I visit beautiful Tassajara Hot Springs most years and had very much gotten used to see the stunning wildflowers of the Los Padres National Forest. This year, though, we had booked for the July 4th weekend - what would it be like?
We found a strange beauty in the different shades of dry - from brown to white, as in the Everlasting below (not sure which one it is).
Hummingbird sage, so abundant in the spring, was now dried out (just like the one in the home garden), showing off big, beautiful seedheads.
When we hiked past the field of Penstemon centranthifolius (Scarlet Bugler), we saw just one or two blossoms left.
In addition to the different shades of brown, we say the greyish green so characteristic of California summer, especially in yucca.
Here a close-up.
But really, it was all about seeds. Does anyone know what the fluffy seedheads are that we found on this bush?
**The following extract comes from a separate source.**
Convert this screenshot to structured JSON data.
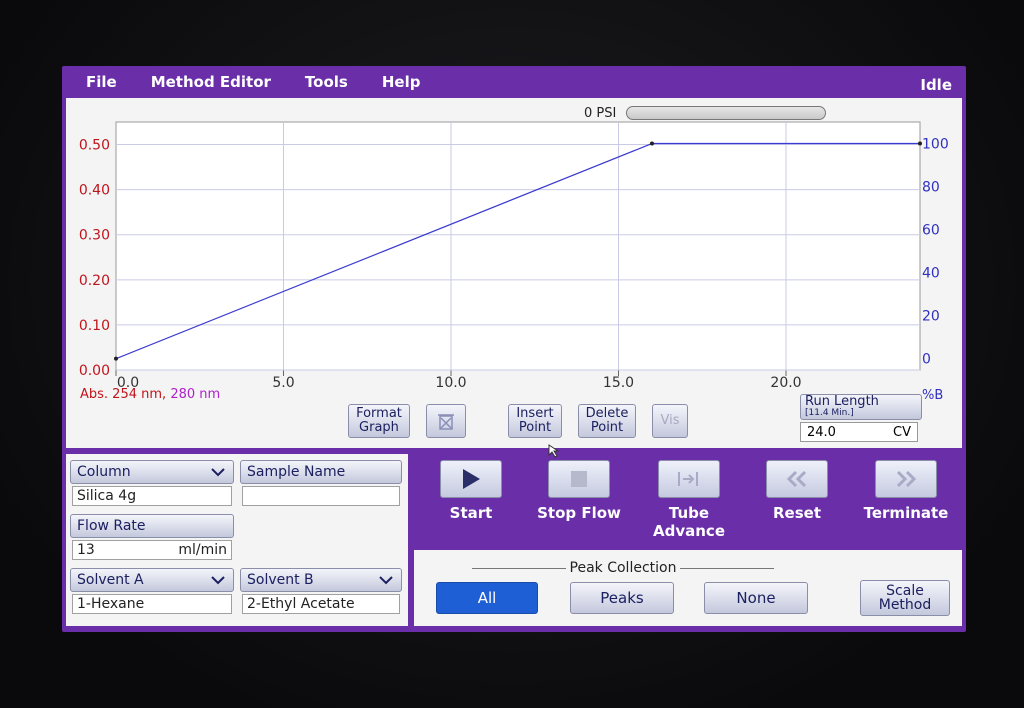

Here a close-up - I have no idea.
I was also thrilled to see, for the first time, a redberry (Rhamnus crocea) with fruit. This slow growing relative of the coffeeberry (Rhamnus californica) is popular with California gardeners, but because it takes a while to mature, it's not often seen with berries.
There were reminders of the great fire everywhere, and even with the new green growth, the fuel load is high.
Some trees came back, and some remain as a stark reminder of how quickly everything can turn into ashes (and yes, the sky was really that blue).
But every year, more green.
On the really hot days - it got to 106 - we skipped the hikes and went to find water instead.
We enjoyed the shade of the California sycamore (Platanus racemosa) and watched the jays trying to steal food as people were eating.
It was wonderful to sit near the creek, surrounded by green.
And the varied beauty made me realize again how special the country that surrounds us really is.